“I’ll…I’m going to go get you bedding,” I mumbled. “You’ll have to sleep on the couch, like we discussed earlier. I’ll be right back.”
He said nothing while I practically ran from the living room and his glowing golden eyes. Out in the hallway, which was dark with the lights off, I dropped my forehead against the wall and squeeze my eyelids tightly shut.
“Get. A. Grip.” I whispered to myself. “Get a freaking grip, Delle.”
CHAPTER 8
CAIDE
I stood there watching the human woman dart around the corner into the darkened corridor. My mind followed her, questioning her strange actions and reactions. One moment, she was fierce, snapping at me like she feared nothing and wanted me to know she wasn’t intimidated by me. The next, she blushed scarlet if I stood too close, or went speechless when I touched her. She fascinated me. Absolutely fascinated me.
Her strange responses made me want to provoke her more, test her further. There was nothing calm and austere and deliberate about her, that was for certain. There was nothing submissive and tractable about her, either. Nothing about her that I was familiar with, either from the standpoint of the females on my home planet or the human men who labored under me on my work crew.
The house had gone silent with her disappearance. I kept expecting to hear drawers or cupboards opening as she fetched bedding, but I heard nothing. Several long seconds passed, underscored by the quiet, almost imperceptible ticking of the timepiece on my wrist. What was she doing? Hiding from me?
The notion gave me pause. Surely, I hadn’t upset her that badly. Knowing that perhaps I had was enough to strike a chord of guilt, something I was unused to feeling. I’d never felt guilty about coming to another planet and working to rebuild it, even if we rebuilt it with Asterion preferences rather than human. After all, the humans had destroyed their home, hadn’t they? I’d never felt guilty about assuming leadership over human work crews, about directing them in what I wanted them to do rather than seeing if they had advice or suggestions. I’d never felt particularly guilty about any of my interactions here on Earth. Until now. I truly hadn’t meant to upset this human female, if I had. Merely to provoke her a little. Tease her. Toy with her. Not harm her. I would never harm her. I wasn’t that sort of male. The sort who took what he wanted from a female with callous disregard to her wants or feelings.
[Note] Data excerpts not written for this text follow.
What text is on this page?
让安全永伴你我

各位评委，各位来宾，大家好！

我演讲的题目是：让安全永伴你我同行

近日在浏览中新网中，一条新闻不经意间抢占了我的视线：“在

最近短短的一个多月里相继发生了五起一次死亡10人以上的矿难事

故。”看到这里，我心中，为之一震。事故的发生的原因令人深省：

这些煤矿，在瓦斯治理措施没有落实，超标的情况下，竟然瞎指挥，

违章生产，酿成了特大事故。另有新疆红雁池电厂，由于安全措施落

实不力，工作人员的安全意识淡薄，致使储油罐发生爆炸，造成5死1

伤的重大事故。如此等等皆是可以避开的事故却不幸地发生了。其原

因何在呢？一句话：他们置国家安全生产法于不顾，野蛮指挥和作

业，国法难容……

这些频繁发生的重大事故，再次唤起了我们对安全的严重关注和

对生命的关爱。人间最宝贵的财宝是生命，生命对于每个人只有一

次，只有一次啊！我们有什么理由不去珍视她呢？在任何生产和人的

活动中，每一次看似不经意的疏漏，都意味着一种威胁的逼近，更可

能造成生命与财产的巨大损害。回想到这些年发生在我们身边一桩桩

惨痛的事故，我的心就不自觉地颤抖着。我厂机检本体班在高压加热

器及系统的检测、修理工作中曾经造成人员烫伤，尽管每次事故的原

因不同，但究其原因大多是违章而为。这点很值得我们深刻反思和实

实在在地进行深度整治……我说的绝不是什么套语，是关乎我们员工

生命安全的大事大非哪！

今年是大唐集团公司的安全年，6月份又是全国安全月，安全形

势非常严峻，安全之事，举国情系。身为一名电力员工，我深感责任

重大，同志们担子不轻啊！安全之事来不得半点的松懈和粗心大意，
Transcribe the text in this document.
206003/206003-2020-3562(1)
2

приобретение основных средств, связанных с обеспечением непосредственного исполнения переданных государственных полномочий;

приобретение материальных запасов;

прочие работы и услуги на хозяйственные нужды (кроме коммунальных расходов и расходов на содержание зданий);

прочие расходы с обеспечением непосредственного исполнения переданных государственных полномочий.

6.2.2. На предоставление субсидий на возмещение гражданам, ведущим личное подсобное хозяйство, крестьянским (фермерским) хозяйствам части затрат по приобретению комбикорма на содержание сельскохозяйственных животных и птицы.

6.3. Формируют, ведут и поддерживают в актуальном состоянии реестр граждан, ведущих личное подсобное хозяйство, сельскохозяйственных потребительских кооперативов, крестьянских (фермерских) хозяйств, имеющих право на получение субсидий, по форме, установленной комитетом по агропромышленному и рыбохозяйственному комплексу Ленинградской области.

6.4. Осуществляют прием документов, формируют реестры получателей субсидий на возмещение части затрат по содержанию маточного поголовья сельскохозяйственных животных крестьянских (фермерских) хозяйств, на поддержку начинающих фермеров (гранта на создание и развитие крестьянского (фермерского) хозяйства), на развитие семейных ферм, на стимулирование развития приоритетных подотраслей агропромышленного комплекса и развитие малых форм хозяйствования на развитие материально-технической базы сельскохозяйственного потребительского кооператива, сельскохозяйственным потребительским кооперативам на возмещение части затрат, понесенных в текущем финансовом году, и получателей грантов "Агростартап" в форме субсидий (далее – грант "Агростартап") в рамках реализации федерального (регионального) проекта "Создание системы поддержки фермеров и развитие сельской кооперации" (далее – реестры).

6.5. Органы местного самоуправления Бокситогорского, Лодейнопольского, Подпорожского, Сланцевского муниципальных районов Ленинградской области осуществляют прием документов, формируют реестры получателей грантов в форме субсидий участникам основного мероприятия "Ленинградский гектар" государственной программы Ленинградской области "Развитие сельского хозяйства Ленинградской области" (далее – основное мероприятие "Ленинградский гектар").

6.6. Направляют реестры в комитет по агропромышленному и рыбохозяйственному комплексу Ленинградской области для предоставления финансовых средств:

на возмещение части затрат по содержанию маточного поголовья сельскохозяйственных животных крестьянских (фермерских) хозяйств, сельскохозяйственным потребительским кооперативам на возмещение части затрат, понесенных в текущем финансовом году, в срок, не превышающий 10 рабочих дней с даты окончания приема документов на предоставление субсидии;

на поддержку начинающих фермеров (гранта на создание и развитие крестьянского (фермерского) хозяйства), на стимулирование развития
The way we Asterions have taken from the humans with utter disregard to them, a treacherous voice spoke into my mind. Hastily, I silenced it.
The humans needed us.
I refused to argue the point. They had needed us, needed the Asterions and the Interstellar Coalition. Perhaps some of the invading races could have been gentler with the Earthlings, but the Asterions weren’t violent. We’d simply assumed control by default, and the humans had followed.
As your father’s family assumed control of you by default, even while refusing to acknowledge you.
No.
It wasn’t at all the same.
Was it?
I found myself growing frustrated with the unintentional parallels my conscience kept providing. I hadn’t visited my friend’s home to be lectured by my own conscience, and I refused to feel guilt when I’d done nothing wrong. If the human female, Delle, was upset, that was her weakness, not my fault.
Was it not?
Nevertheless, I found myself listening carefully until I finally heard movement, the opening and shutting of drawers and cabinets. Then footsteps. She came around the corner, her arms loaded with blankets and a pillow. I noticed she avoided my gaze as she scurried past me, dumping the pile unceremoniously on the couch.
“Here ya go. Do you know how to make a bed?”
I couldn’t discern if she meant the question seriously or as an insult.
“I have lived alone since arriving on Earth,” I replied. “Yes, I know how to make a bed. And how to cook. And clean. And launder my own clothing. I have no servants, Delle.”
I could have had servants, perhaps, had I remained at home as my father’s lackey, living as his servant in his shadows, but I hadn’t wanted that life then and I didn’t want it now.
I said none of this to her. She straightened and turned to face me.
“Good for you,” she remarked. Again, I couldn’t tell in what spirit her words were intended, for she followed them up with, “I’m going to bed, then. If you get hungry, help yourself to anything in the kitchen. Good night.”
She was gone before I could reply, leaving me alone in my friend’s living room with a pile of bedding on the couch. I shook my head over the strange series of coincidences that had led me to this moment, but chose not to delve too deeply into it. Within a few minutes, I had created a place to sleep. I lay down, sighed out a breath, and attempted to get comfortable. My mind wouldn’t stop sprinting, wouldn’t stop replaying the entire evening, from the minute I’d first entered my friend’s home and seen his sister-in-law to now, wondering if she was already asleep or lying there wakeful, like me. Picturing her in her bed did nothing to relax me. I shouldn’t have been able to summon mental images of her as easily as I did, but I was having a hard time not imagining her lying in a bed, and me lying there next to her.
Why was that so easy to imagine?
The mere thought made my body ache.
You’ve gone too long without a female.
This was true, but it didn’t explain my attraction to this particular human female. Probably it was that backside, round and full and inviting.